In difficult cases, the radiology department turns to a point person to assist the family. “As soon as a parent hears his or her child is sick, the parent stops hearing the physician,” says Towbin. The point person takes notes for the family, directs them to the next location and helps to keep other children occupied as parents address the needs of the patient.
Like Lahey, CCHMC has tweaked its IT systems to support patient engagement. “We define critical results differently and very broadly. It’s basically a result that’s important to someone.” That means the acuity score is based on factors beyond a STAT order. The parent may be exceptionally anxious or need to pick up other children. “We put the patient at the center of the workflow.

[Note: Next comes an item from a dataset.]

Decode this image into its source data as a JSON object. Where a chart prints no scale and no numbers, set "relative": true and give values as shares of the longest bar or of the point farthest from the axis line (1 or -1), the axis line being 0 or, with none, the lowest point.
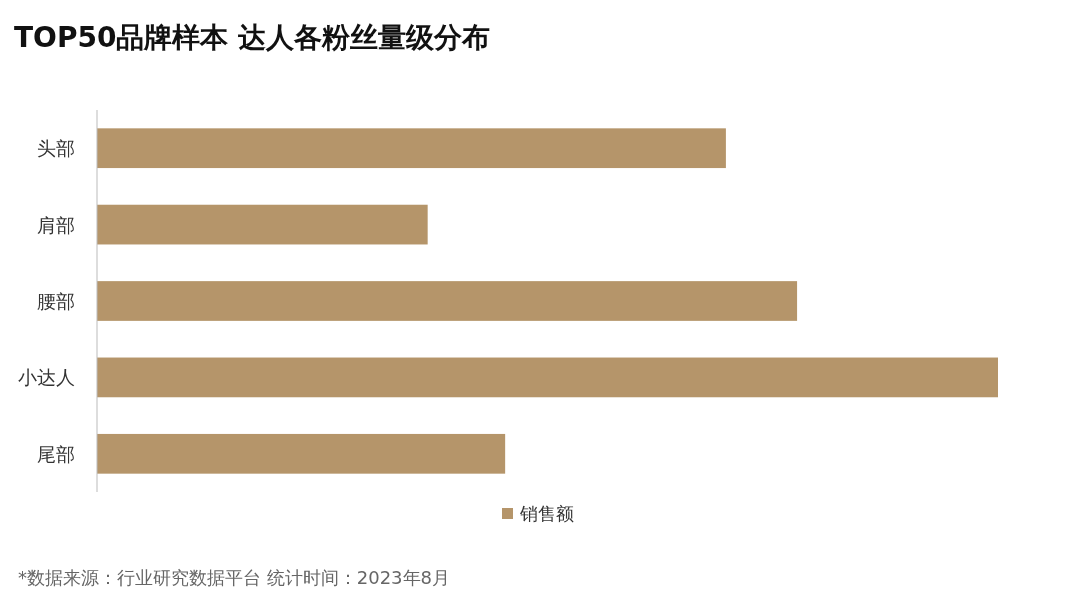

Sometimes that runs counter to what’s best for the department, but in the end, it’s best for the patient.”
Similarly, McGinty has embraced some patient engagement strategies that seem to defy conventional practice management. Although most physicians might guard their cell phone numbers like Fort Knox, fearing that patients would abuse the privilege, McGinty shares her number readily with breast biopsy patients. “I’ve never had a problem, and I have had situations where I’ve been able to manage bleeding after a biopsy at home by phone.” In one case, the patient avoided the cost and inconvenience of a trip to the emergency room.
She shares additional benefits of proactive communications with patients. “The more we engage with patients, the more they understand the value and limitations of what radiologists do.” Difficult conversations become a bit easier when the physician has established personal contact either individually or through the practice website, she continues.
Breast biopsy patient Pam Berger agrees. With a family history of breast cancer, Berger is diligent about screening. Her go-to provider was a large mammogram mill that delivered same-day results. But when the result was a cyst that required 6-month follow-up, the tech was unable to answer Berger’s questions or provide access to the radiologist.
Berger sought a new radiologist and found McGinty. She reviewed the prior exams and performed a mammogram before diagnosing a fibroadenoma that required biopsy. “She was clear in communicating what it was, what it wasn’t and how she would approach it.” The approach helped Berger feel empowered and confident to take charge of her health. In other words, she became engaged in her care.